Rechtspraak
werkgever/werknemer
Werkgever exploiteert een cafébedrijf, waarin hij zelf zeer lange werkweken maakt. Werknemer is de enige in dienst zijnde werknemer. Werknemer is na een herseninfarct arbeidsongeschikt geworden. Thans verzoekt werkgever ontbinding van de arbeidsovereenkomst. Hij stelt dat hij de werkzaamheden die voorheen door werknemer werden uitgevoerd zelf moet uitvoeren, waardoor hij ten minste 98 uur per week werkt. Gezien de winstcijfers en de personeelskosten, zou werkgever door het in dienst nemen van een vervanger enorm in de financiële problemen komen.

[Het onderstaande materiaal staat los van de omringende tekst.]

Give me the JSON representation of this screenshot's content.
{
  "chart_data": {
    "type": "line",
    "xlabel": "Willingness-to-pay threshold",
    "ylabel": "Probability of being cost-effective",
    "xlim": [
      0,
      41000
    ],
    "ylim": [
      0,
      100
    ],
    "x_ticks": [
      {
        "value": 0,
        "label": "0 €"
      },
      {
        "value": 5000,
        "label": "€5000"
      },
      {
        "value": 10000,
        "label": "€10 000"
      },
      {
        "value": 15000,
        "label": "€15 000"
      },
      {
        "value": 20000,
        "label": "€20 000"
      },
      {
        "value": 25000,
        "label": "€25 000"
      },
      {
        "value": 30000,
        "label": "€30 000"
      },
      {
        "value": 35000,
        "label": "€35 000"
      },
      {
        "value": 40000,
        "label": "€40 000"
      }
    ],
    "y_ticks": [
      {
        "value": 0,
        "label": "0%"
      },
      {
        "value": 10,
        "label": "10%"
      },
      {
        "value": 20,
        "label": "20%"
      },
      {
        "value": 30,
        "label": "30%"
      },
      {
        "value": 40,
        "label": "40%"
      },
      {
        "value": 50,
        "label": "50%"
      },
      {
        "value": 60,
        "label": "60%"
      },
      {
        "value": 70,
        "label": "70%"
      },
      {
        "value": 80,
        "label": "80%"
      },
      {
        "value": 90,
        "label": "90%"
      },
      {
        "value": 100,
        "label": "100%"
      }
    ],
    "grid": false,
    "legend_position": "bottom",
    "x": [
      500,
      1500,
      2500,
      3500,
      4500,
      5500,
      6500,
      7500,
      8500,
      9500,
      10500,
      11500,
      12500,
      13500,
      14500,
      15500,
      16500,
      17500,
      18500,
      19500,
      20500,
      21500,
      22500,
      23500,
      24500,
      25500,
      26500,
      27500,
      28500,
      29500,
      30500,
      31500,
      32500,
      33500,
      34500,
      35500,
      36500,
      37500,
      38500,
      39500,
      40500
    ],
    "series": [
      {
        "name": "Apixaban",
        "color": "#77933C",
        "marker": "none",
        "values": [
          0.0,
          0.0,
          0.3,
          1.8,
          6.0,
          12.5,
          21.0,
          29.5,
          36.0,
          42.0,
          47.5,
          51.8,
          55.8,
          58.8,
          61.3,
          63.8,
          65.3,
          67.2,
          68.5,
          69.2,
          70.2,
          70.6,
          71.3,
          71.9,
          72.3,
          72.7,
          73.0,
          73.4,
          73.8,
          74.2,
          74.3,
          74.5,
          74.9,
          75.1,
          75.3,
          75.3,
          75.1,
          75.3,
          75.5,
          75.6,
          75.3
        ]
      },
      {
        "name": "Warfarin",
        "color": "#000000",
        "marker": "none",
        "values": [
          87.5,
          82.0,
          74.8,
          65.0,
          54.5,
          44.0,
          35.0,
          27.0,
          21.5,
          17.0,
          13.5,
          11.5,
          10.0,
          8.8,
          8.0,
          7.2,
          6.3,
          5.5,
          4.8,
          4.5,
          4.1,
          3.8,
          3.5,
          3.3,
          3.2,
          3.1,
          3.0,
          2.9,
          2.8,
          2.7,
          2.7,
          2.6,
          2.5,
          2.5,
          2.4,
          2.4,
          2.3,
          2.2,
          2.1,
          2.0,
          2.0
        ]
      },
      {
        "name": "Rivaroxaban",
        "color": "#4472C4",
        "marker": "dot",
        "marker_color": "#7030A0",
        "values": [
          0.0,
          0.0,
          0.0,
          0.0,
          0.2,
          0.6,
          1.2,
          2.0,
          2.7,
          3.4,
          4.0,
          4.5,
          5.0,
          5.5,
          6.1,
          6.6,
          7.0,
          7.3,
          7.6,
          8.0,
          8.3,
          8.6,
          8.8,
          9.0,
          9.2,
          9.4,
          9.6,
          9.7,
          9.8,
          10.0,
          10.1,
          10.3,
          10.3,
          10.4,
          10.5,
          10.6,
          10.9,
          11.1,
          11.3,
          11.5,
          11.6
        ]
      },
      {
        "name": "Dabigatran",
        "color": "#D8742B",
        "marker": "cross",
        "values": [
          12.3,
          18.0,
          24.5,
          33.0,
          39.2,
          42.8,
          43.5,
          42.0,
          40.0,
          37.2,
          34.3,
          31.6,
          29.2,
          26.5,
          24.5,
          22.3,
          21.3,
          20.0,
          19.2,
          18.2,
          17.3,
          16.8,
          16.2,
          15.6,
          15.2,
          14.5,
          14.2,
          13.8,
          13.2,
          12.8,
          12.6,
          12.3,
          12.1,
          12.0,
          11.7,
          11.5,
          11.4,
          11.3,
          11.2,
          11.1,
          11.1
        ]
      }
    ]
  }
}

De kantonrechter wijst het ontbindingsverzoek af. Werkgever heeft in het verzoekschrift gesteld dat zijn verzoek geen verband houdt met het bestaan van enig verbod tot beëindiging of opzegging van de arbeidsovereenkomst. Kennelijk heeft werkgever daarbij op het oog gehad dat het verzoek tot ontbinding van de arbeidsovereenkomst alleen maar verband houdt met de slechte werkomstandigheden van de eigenaar die nu gemiddeld 98 uur per week moet werken en wiens financiële positie matig te noemen is. Dat leidt evenwel niet tot een oordeel dat er tegelijkertijd niet ook een opzegverbod aan de orde is, omdat de ontbinding wel betrekking heeft op ontbinding van de arbeidsovereenkomst met een arbeidsongeschikte werknemer. Het ontslagverbod tijdens arbeidsongeschiktheid wegens ziekte is immers in alle opzichten van kracht en van belang. De wetgever heeft tijdens de eerste twee jaar van arbeidsongeschiktheid een loondoorbetalingsverplichting in de wet opgenomen. In het onderhavige geval is geen sprake van een uitzondering op deze loondoorbetalingsplicht. De kantonrechter hecht er ten slotte – ten overvloede – nog aan op te merken dat werkgever zelfs niet heeft gemeld hoe hoog de premie zou uitvallen van een verzekering die tegen het voormelde risico zou kunnen worden afgesloten (en waarom hij die premie niet zou kunnen dragen).